We therefore do not recommend to use predicted distributions that are based on models which were constructed without any input data from the target species population. Although, when guided by expert knowledge, these data might be considered for strategically allocating survey effort to areas where there is a high probability of occurrence of the species.

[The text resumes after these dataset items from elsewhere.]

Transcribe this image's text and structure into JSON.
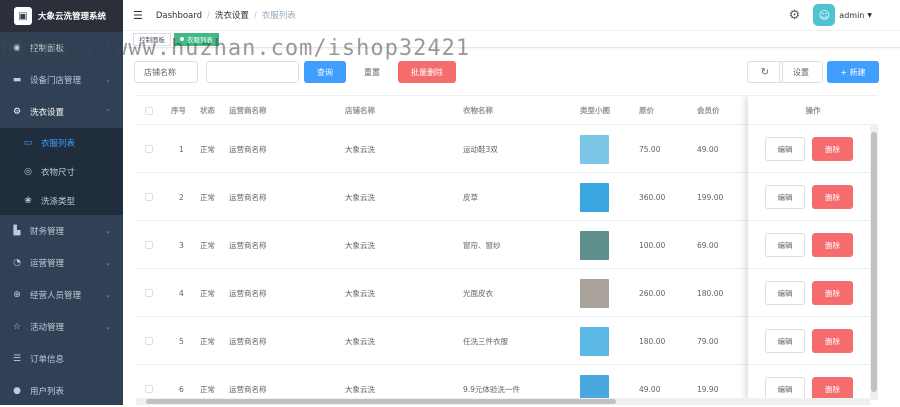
{
  "app": {
    "title": "大象云洗管理系统"
  },
  "sidebar": {
    "items": [
      {
        "label": "控制面板",
        "icon": "dashboard-icon"
      },
      {
        "label": "设备门店管理",
        "icon": "store-icon"
      },
      {
        "label": "洗衣设置",
        "icon": "settings-icon",
        "open": true,
        "children": [
          {
            "label": "衣服列表",
            "icon": "clothes-icon",
            "active": true
          },
          {
            "label": "衣物尺寸",
            "icon": "size-icon"
          },
          {
            "label": "洗涤类型",
            "icon": "wash-icon"
          }
        ]
      },
      {
        "label": "财务管理",
        "icon": "finance-icon"
      },
      {
        "label": "运营管理",
        "icon": "ops-icon"
      },
      {
        "label": "经营人员管理",
        "icon": "staff-icon"
      },
      {
        "label": "活动管理",
        "icon": "star-icon"
      },
      {
        "label": "订单信息",
        "icon": "order-icon"
      },
      {
        "label": "用户列表",
        "icon": "user-icon"
      }
    ]
  },
  "header": {
    "breadcrumb": [
      "Dashboard",
      "洗衣设置",
      "衣服列表"
    ],
    "username": "admin"
  },
  "tags": [
    {
      "label": "控制面板",
      "active": false
    },
    {
      "label": "衣服列表",
      "active": true
    }
  ],
  "toolbar": {
    "store_select": "店铺名称",
    "query": "查询",
    "reset": "重置",
    "bulk_delete": "批量删除",
    "settings": "设置",
    "add": "+ 新建"
  },
  "table": {
    "headers": [
      "序号",
      "状态",
      "运营商名称",
      "店铺名称",
      "衣物名称",
      "类型小图",
      "原价",
      "会员价"
    ],
    "op_header": "操作",
    "edit_label": "编辑",
    "delete_label": "删除",
    "rows": [
      {
        "no": "1",
        "status": "正常",
        "operator": "运营商名称",
        "store": "大象云洗",
        "name": "运动鞋3双",
        "price": "75.00",
        "member": "49.00",
        "thumb": "#7cc7e8"
      },
      {
        "no": "2",
        "status": "正常",
        "operator": "运营商名称",
        "store": "大象云洗",
        "name": "皮草",
        "price": "360.00",
        "member": "199.00",
        "thumb": "#3aa6df"
      },
      {
        "no": "3",
        "status": "正常",
        "operator": "运营商名称",
        "store": "大象云洗",
        "name": "窗帘、窗纱",
        "price": "100.00",
        "member": "69.00",
        "thumb": "#5f8f8c"
      },
      {
        "no": "4",
        "status": "正常",
        "operator": "运营商名称",
        "store": "大象云洗",
        "name": "光面皮衣",
        "price": "260.00",
        "member": "180.00",
        "thumb": "#a9a39c"
      },
      {
        "no": "5",
        "status": "正常",
        "operator": "运营商名称",
        "store": "大象云洗",
        "name": "任洗三件衣服",
        "price": "180.00",
        "member": "79.00",
        "thumb": "#5bb8e6"
      },
      {
        "no": "6",
        "status": "正常",
        "operator": "运营商名称",
        "store": "大象云洗",
        "name": "9.9元体验洗一件",
        "price": "49.00",
        "member": "19.90",
        "thumb": "#4aa8de"
      }
    ]
  },
  "watermark": "https://www.huzhan.com/ishop32421"
}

37.7 Examples of using predicted species distribution outputs for conservation purposes
Predicted species distributions can be used in conjunction with other outputs of this toolkit, or across multiple species or seasons to prioritise marine areas based on systematic spatial planning approaches. Popular algorithms such as (Zonation)[https://cbig.github.io/zonator/] and (prioritizr)[https://prioritizr.net/index.html] allow users to overlay predicted distribution maps for several species (or the same species in several seasons) and then determine the areas at sea that are most valuable to protecting all species (or a species in all seasons) based on algorithms that trade off the size of the area that needs to be protected with the minimum amount of habitat that needs to be protected for each species or season (Dias et al. (2017); Oppel et al. (2012)).